In de komende periode geven we in het programma onder meer prioriteit aan de acties gericht op het verbeteren van de traumascreening voor slachtoffers; het project Ieder kind geïnformeerd; de verbeteractiviteiten voor afgestemde inzet van zorg- en justitiële interventies ten behoeve van veiligheid en het uitwerken van de impactmonitor.

Schadelijke traditionele praktijken (STP)

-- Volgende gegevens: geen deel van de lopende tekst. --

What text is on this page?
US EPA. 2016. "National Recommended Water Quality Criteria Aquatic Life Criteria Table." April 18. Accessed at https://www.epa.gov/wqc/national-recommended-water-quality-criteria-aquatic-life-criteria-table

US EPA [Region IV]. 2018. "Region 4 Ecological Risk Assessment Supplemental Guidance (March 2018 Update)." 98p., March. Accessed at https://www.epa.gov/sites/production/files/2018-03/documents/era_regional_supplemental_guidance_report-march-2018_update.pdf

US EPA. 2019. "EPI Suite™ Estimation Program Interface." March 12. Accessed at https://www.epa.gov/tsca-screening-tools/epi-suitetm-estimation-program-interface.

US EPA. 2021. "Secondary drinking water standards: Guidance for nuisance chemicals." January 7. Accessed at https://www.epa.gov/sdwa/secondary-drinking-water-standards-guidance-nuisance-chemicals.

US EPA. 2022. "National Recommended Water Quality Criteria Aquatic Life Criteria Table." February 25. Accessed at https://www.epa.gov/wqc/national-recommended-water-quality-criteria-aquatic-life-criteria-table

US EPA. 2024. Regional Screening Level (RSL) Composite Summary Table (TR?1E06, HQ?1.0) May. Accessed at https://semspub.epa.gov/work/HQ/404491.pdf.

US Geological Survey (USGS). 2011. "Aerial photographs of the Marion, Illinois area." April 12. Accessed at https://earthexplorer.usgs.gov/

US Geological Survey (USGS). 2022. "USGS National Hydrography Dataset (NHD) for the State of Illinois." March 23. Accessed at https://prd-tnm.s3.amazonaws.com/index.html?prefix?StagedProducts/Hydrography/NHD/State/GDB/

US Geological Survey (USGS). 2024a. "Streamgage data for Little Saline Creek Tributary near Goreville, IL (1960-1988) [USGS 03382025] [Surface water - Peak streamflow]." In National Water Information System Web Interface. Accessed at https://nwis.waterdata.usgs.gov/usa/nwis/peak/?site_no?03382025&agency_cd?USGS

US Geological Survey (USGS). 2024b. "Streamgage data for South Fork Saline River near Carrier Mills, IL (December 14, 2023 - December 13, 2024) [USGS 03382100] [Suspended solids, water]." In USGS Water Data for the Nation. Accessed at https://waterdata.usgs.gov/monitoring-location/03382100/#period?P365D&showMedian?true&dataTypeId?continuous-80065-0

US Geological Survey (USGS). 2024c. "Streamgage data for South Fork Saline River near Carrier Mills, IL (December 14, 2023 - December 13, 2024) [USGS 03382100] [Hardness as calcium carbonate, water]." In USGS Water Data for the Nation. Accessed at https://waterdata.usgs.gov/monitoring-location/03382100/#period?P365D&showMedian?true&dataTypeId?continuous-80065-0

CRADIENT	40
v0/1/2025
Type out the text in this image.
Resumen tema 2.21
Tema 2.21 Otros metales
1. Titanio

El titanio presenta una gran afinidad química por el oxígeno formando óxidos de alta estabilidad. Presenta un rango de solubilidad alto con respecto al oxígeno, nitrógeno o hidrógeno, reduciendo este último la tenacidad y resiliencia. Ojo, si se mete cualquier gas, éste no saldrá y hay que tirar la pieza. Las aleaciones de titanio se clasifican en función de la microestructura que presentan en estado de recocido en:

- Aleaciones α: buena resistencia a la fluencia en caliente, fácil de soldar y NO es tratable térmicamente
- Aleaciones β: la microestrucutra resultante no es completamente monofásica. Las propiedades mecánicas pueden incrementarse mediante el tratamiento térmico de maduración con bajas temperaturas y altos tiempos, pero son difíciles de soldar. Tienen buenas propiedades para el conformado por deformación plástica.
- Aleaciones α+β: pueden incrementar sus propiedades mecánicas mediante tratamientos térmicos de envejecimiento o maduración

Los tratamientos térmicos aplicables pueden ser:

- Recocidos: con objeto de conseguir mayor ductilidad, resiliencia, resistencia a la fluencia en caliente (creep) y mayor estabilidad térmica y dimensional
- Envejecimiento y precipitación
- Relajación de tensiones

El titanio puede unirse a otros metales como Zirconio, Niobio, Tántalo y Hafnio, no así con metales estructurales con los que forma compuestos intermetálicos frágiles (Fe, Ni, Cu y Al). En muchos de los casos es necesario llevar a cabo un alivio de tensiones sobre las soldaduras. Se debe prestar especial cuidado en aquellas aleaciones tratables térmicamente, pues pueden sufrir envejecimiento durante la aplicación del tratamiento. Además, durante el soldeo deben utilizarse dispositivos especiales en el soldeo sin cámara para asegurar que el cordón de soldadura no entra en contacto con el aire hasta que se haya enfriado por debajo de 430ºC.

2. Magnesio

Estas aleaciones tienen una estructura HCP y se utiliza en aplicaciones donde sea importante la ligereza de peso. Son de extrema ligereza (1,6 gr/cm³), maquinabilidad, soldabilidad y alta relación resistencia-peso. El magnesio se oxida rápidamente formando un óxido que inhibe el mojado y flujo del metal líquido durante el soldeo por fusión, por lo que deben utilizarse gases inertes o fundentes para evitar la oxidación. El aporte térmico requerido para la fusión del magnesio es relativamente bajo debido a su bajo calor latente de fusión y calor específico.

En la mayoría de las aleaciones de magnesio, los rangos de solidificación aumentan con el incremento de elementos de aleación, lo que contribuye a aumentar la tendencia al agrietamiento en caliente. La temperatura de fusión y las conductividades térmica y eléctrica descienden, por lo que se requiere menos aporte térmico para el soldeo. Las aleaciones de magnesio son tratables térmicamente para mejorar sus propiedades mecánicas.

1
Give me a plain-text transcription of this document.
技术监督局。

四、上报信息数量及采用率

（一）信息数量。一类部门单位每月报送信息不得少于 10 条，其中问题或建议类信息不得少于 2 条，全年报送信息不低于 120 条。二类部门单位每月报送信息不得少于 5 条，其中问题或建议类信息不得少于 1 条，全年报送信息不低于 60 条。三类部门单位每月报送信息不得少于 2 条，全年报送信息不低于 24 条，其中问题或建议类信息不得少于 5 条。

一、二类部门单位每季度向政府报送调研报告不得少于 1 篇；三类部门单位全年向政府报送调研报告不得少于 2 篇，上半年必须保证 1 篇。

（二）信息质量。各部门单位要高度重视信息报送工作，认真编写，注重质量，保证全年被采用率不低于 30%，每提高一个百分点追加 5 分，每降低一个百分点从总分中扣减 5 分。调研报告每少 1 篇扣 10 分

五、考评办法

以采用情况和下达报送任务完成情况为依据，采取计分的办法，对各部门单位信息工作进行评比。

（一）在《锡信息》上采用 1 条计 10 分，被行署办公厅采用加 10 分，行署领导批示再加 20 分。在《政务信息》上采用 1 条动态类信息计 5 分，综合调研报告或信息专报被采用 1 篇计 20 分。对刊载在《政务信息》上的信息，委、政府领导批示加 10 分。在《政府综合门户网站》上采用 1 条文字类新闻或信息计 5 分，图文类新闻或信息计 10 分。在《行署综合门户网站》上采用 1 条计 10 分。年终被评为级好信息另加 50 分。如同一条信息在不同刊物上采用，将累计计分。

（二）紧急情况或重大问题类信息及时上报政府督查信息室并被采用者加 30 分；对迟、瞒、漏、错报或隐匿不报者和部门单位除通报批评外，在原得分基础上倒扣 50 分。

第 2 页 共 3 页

In het programmaplan «Geweld hoort nergens thuis» is gemeld dat gewerkt wordt aan een aanpak om schadelijke traditionele praktijken (STP) tegen te gaan. Onder schadelijke traditionele praktijken wordt verstaan: eergerelateerd geweld, huwelijksdwang, huwelijkse gevangenschap en achterlating, vrouwelijke genitale verminking en maagdenvlieshersteloperaties. De afzonderlijke verschijningsvormen vragen een separate aanpak. In de afgelopen periode zijn twee expertsessies georganiseerd met veldpartijen6 en de Ministeries van SZW, OCW en BZ over wat we weten en doen op het terrein van STP. Hieruit bleek in meer generieke zin dat:

– Preventie de meest effectieve wijze is om deze problematiek aan te pakken;

– Meer zicht op de aard en omvang van de problematiek nodig is;

– De problematiek complex en vaak onzichtbaar is,

– Professionals beter geëquipeerd moeten worden;

– Het ingewikkeld blijkt om het beschikbare handhavingsinstrumentarium in te zetten.

Er is dus nog veel doen. De aanpak die wordt ontwikkeld richt zich daarom op:

– Eerder en beter in beeld: onderzoek doen naar de aard en omvang van de afzonderlijke fenomenen en mogelijkheden om deze vormen van STP eerder in beeld te krijgen.

– Stoppen en duurzaam oplossen: op basis van onderzoek worden concrete vervolgacties geformuleerd in afstemming met de betrokken veldpartijen.

– Uw Kamer ontvangt de aanpak STP eind 2019.

Daarnaast wordt ingezet op:

– Het beschikbaar maken van kennis over de wijze waarop STP kan worden aangepakt en kan worden voorkomen voor alle 28 regio’s die verbonden zijn aan het programma «Geweld hoort nergens thuis». De regionale en landelijke partijen zijn met elkaar in contact gebracht en maken werkafspraken om te komen tot een versterking van de kennisfunctie in de aanpak van schadelijke traditionele praktijken.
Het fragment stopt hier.